The Recreational Choice

Connie writes in:

I don’t see how saving money really works for a family making minimum wage. Let’s say you have two people who make minimum wage at home so they only bring home about $15,000 each. If the family spends $1,000 a month on housing and $500 a month on their automobiles and $500 a month on food, that’s $12,000 a year right there. That leaves an entire family only $6,000 a year for anything besides the bare essentials. That’s a pretty bare bones life. People are expected to save something beyond that? Get real.

My reaction to that situation is that there are cuts that can be made in almost every element described there. If you’re making minimum wage, there are many minimum wage jobs available in lower cost of living areas that won’t require you to spend $1,000 a month for housing. Buying frugal and fuel-efficient automobiles can keep that cost down and you can trim some off of that food budget with careful shopping and food planning.

That leaves the $6,000 a year for recreational spending. That’s still more than $100 a week in free spending under the budget described. That’s a sizeable amount. It’s just that many people allot that money for things like cell phone data plans, internet access, and things like that. It drifts away into bills that we don’t often think of as recreational, but that’s largely what they are.

The frustration that’s being felt here is with what I call the “recreational choice.”

When we have spare time, we often have an abundance of things we want to do with that time. Most of us usually generate a relatively short list of options for that time based on what we know we enjoy doing, what we’ve done recently, and what ideas for other activities we’ve had recently.

Usually, a lot of options on that short list cost money.

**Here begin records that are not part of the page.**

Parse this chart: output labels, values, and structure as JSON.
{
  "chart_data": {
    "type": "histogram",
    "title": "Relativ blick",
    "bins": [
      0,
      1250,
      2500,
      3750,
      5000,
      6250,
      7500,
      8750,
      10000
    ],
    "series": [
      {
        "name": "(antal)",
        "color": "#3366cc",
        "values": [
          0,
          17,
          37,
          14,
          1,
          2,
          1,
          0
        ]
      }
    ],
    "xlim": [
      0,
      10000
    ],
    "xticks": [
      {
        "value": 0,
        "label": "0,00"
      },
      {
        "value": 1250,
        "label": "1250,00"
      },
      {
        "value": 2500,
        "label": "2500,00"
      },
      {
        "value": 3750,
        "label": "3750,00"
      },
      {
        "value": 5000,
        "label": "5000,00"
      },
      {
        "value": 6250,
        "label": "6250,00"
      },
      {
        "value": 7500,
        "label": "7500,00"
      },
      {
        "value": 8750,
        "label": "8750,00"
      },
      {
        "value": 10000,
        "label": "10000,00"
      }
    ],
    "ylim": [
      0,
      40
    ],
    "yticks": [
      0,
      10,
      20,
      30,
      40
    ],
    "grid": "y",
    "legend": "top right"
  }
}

We might think of fifteen things we’d like to do on a Saturday afternoon, but ten or twelve of them involve spending some of our hard-earned cash.

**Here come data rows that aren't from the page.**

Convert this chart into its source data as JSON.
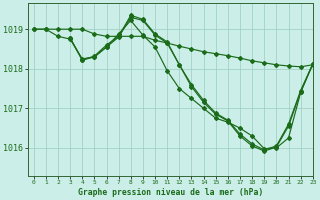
{
  "xlabel": "Graphe pression niveau de la mer (hPa)",
  "xlim": [
    -0.5,
    23
  ],
  "ylim": [
    1015.3,
    1019.65
  ],
  "yticks": [
    1016,
    1017,
    1018,
    1019
  ],
  "xticks": [
    0,
    1,
    2,
    3,
    4,
    5,
    6,
    7,
    8,
    9,
    10,
    11,
    12,
    13,
    14,
    15,
    16,
    17,
    18,
    19,
    20,
    21,
    22,
    23
  ],
  "bg_color": "#cceee8",
  "grid_color": "#99ccbb",
  "line_color": "#1a6b1a",
  "line1": {
    "x": [
      0,
      1,
      2,
      3,
      4,
      5,
      6,
      7,
      8,
      9,
      10,
      11,
      12,
      13,
      14,
      15,
      16,
      17,
      18,
      19,
      20,
      21,
      22,
      23
    ],
    "y": [
      1019.0,
      1019.0,
      1019.0,
      1019.0,
      1019.0,
      1018.88,
      1018.82,
      1018.82,
      1018.82,
      1018.82,
      1018.72,
      1018.65,
      1018.57,
      1018.5,
      1018.43,
      1018.38,
      1018.33,
      1018.27,
      1018.2,
      1018.15,
      1018.1,
      1018.07,
      1018.05,
      1018.1
    ]
  },
  "line2": {
    "x": [
      0,
      1,
      2,
      3,
      4,
      5,
      6,
      7,
      8,
      9,
      10,
      11,
      12,
      13,
      14,
      15,
      16,
      17,
      18,
      19,
      20,
      21,
      22,
      23
    ],
    "y": [
      1019.0,
      1019.0,
      1018.82,
      1018.75,
      1018.25,
      1018.3,
      1018.55,
      1018.88,
      1019.22,
      1018.85,
      1018.55,
      1017.95,
      1017.5,
      1017.25,
      1017.0,
      1016.75,
      1016.65,
      1016.5,
      1016.3,
      1015.98,
      1016.0,
      1016.25,
      1017.4,
      1018.12
    ]
  },
  "line3": {
    "x": [
      3,
      4,
      5,
      6,
      7,
      8,
      9,
      10,
      11,
      12,
      13,
      14,
      15,
      16,
      17,
      18,
      19,
      20,
      21,
      22,
      23
    ],
    "y": [
      1018.78,
      1018.22,
      1018.3,
      1018.55,
      1018.8,
      1019.3,
      1019.22,
      1018.85,
      1018.65,
      1018.1,
      1017.6,
      1017.2,
      1016.88,
      1016.7,
      1016.35,
      1016.1,
      1015.95,
      1016.05,
      1016.6,
      1017.45,
      1018.12
    ]
  },
  "line4": {
    "x": [
      3,
      4,
      5,
      6,
      7,
      8,
      9,
      10,
      11,
      12,
      13,
      14,
      15,
      16,
      17,
      18,
      19,
      20,
      21,
      22,
      23
    ],
    "y": [
      1018.78,
      1018.22,
      1018.32,
      1018.6,
      1018.82,
      1019.35,
      1019.25,
      1018.88,
      1018.68,
      1018.1,
      1017.55,
      1017.15,
      1016.85,
      1016.68,
      1016.3,
      1016.05,
      1015.92,
      1016.02,
      1016.55,
      1017.42,
      1018.12
    ]
  }
}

If we just eliminate the ones that cost money, it feels really restrictive. We watch ten or twelve of our ideas march right out the door, leaving us with just a few options. A lot of the time, those options might not be the ones we really want the most.

That hurts. It makes spending less money feel like a real sacrifice.

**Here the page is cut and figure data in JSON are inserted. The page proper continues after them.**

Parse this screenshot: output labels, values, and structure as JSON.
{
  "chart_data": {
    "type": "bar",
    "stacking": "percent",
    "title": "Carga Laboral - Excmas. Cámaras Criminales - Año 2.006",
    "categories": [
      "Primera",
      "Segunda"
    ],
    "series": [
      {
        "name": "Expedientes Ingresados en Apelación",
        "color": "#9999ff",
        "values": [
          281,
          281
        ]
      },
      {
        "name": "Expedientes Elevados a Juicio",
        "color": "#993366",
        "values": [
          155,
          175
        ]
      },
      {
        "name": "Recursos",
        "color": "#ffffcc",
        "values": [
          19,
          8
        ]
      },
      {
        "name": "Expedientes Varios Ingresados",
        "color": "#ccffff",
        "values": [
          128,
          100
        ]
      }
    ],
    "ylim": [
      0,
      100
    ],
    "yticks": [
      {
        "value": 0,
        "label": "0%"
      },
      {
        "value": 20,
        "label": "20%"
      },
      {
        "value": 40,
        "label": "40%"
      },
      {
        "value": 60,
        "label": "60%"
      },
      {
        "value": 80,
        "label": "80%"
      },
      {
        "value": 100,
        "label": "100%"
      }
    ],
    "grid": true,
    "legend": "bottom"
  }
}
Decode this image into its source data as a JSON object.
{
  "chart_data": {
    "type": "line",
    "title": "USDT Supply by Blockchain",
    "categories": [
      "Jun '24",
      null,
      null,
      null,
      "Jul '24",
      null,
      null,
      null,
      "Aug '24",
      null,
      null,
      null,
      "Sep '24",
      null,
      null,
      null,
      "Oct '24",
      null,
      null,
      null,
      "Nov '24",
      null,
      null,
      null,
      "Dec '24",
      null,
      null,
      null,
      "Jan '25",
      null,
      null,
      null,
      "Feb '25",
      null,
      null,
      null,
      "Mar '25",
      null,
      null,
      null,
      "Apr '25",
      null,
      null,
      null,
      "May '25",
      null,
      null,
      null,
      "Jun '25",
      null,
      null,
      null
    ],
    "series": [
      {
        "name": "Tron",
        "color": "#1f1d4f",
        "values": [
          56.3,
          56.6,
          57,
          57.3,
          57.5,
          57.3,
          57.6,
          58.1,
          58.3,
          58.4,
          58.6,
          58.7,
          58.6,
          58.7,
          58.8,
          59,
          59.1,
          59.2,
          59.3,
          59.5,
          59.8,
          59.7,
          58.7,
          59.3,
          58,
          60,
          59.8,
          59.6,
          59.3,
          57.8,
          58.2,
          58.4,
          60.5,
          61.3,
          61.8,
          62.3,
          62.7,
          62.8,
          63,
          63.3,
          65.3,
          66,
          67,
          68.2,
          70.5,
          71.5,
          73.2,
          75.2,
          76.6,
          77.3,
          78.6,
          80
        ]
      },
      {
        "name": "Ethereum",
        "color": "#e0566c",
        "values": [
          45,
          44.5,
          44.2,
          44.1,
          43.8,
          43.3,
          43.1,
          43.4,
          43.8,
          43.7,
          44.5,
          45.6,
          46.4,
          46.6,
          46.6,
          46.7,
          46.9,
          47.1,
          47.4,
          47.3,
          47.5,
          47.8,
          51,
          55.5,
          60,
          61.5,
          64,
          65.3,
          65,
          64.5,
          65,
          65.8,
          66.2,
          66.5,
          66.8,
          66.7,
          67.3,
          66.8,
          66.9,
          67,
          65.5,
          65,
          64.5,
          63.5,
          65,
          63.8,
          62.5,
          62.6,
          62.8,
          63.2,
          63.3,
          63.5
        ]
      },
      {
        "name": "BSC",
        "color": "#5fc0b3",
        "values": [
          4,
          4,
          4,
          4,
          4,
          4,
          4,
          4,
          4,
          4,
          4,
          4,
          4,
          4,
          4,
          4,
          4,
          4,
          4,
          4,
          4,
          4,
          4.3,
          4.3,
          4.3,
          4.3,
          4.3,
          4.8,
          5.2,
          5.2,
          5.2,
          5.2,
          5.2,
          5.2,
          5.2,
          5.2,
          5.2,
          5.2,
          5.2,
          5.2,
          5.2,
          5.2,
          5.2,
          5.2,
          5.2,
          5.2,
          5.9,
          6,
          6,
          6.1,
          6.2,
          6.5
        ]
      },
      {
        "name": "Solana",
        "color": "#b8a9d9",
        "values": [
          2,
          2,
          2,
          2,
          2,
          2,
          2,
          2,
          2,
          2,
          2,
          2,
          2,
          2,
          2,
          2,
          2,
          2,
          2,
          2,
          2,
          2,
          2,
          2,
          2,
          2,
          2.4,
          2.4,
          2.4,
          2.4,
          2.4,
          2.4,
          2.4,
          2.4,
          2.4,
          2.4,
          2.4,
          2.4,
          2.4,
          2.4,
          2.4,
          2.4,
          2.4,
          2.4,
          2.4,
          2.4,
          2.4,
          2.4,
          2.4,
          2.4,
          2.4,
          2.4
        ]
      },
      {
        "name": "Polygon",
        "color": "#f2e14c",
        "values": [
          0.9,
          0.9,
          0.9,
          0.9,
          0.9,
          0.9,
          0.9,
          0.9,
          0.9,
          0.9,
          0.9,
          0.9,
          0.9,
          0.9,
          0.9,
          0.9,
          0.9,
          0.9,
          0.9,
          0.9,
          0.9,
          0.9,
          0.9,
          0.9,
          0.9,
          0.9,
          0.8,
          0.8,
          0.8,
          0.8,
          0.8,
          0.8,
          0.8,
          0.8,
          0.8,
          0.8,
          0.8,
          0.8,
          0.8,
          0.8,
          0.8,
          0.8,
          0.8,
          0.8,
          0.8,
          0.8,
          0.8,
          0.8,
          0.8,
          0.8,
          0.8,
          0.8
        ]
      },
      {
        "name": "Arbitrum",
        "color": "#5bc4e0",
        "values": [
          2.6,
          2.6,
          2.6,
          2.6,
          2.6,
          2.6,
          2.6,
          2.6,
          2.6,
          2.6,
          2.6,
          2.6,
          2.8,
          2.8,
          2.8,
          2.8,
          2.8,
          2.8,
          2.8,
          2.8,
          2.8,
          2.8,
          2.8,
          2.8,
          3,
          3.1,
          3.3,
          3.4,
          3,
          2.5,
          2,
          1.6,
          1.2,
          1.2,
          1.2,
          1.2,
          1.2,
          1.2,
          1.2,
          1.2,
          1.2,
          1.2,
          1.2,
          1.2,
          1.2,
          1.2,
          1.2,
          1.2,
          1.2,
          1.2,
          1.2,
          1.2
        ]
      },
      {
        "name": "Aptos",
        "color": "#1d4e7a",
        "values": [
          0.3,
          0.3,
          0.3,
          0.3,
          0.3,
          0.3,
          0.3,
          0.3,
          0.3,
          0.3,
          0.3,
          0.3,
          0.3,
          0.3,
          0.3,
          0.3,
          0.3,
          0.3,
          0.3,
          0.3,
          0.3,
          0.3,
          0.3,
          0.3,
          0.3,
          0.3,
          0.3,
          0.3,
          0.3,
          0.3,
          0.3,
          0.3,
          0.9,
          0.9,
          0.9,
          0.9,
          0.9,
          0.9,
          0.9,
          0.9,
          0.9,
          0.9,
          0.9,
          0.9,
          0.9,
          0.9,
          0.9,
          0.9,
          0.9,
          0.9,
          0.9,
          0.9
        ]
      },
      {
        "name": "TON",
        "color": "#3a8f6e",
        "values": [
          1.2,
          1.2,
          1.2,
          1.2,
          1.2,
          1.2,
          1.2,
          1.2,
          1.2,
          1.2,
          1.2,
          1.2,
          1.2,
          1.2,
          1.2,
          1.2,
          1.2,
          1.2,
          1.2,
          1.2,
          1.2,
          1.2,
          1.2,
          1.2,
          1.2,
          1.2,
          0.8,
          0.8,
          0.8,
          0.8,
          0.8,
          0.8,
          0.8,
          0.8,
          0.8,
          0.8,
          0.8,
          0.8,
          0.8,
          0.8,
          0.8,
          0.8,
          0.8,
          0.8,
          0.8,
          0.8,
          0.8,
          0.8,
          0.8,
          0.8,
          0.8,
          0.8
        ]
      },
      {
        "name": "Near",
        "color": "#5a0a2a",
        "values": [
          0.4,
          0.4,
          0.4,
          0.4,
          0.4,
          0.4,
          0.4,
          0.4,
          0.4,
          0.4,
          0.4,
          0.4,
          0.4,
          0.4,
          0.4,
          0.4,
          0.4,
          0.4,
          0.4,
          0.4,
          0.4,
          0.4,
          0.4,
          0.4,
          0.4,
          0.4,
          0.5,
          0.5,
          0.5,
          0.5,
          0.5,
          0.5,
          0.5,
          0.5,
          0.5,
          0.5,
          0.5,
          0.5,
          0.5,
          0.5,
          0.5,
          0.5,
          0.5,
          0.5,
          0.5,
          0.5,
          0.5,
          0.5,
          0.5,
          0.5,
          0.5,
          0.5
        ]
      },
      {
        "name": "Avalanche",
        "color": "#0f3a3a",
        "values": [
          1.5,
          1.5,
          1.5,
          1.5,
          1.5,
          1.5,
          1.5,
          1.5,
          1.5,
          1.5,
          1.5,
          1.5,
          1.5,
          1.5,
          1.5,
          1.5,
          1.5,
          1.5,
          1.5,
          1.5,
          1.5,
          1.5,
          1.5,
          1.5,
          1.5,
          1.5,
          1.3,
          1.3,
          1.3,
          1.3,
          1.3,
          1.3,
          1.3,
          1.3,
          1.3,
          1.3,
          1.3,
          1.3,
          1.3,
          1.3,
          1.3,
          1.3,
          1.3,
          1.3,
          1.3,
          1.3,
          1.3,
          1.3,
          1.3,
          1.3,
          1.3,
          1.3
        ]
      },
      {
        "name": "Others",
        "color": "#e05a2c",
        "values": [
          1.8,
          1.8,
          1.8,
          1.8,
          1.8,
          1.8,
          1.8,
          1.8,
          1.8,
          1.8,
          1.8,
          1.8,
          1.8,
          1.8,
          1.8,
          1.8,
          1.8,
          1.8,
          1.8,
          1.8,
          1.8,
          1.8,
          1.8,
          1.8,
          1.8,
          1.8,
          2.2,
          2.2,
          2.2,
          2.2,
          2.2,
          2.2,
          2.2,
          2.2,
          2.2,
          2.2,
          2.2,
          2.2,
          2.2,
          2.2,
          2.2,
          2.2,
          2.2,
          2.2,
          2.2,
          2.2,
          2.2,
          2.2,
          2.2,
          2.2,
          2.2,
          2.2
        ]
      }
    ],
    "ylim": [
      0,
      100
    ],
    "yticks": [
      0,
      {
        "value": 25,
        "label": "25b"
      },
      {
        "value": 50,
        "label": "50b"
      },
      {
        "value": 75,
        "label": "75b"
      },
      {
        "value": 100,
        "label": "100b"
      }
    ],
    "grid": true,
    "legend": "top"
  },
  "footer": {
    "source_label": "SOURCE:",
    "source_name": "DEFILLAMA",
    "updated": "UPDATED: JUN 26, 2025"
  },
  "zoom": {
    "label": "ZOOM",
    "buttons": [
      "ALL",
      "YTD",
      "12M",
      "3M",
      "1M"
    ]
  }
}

One solution is to simply spread out the recreational spending. I think this is what most people do in this situation. Sometimes, they do the things that cost money, but when there’s no money to be had, they fall back on the free things. Sure, sometimes the free thing is the best option, but it’s not always the best option.

My solution is a little different. I try hard to inundate myself with ideas for free things to do.

I look at community calendars. I look at lists of free ideas for things to do online. I read parenting books that suggest free or highly inexpensive family projects. I check out volunteer options in my community.

I do this so that when I’m faced with an opportunity of recreation time, most of the activities that come to mind are free ones. Those are the ones I expose myself to the most, so they’re the ones that come to mind when I’m trying to decide what to do. I hand my mindspace over to free options instead of expensive ones.

This kind of philosophy works in other areas, too. For example, we’re often drawn to shop for groceries at whatever store we’re most familiar with (or one of the stores in a small set of them that we use). When we go grocery shopping, we just choose one of those stores automatically and, without consciously thinking about it, other stores never even cross our minds. We can break that by actively investigating other stores. We find out lists of the stores in the area, then we make it a point to try those stores. If we find one that’s pretty good, we consciously remind ourselves to go to that store again and again, and before long it’s one of the normal choices, often replacing one of the previous choices.

Spending little money on recreation doesn’t feel restrictive when the ideas that float through your mind are mostly free ones. In that situation, when most of the ideas are free, it begins to feel as though the ones that cost money genuinely have a significant negative to them – spending money. If you come up with ten ideas and seven of them don’t require spending money, it’s easy to apply a pretty strong negative feeling to the other three, even eliminating them. After all, you’ve still got plenty of choices.

It’s all about perspective. It’s also all about the things you learn about and spend your time doing.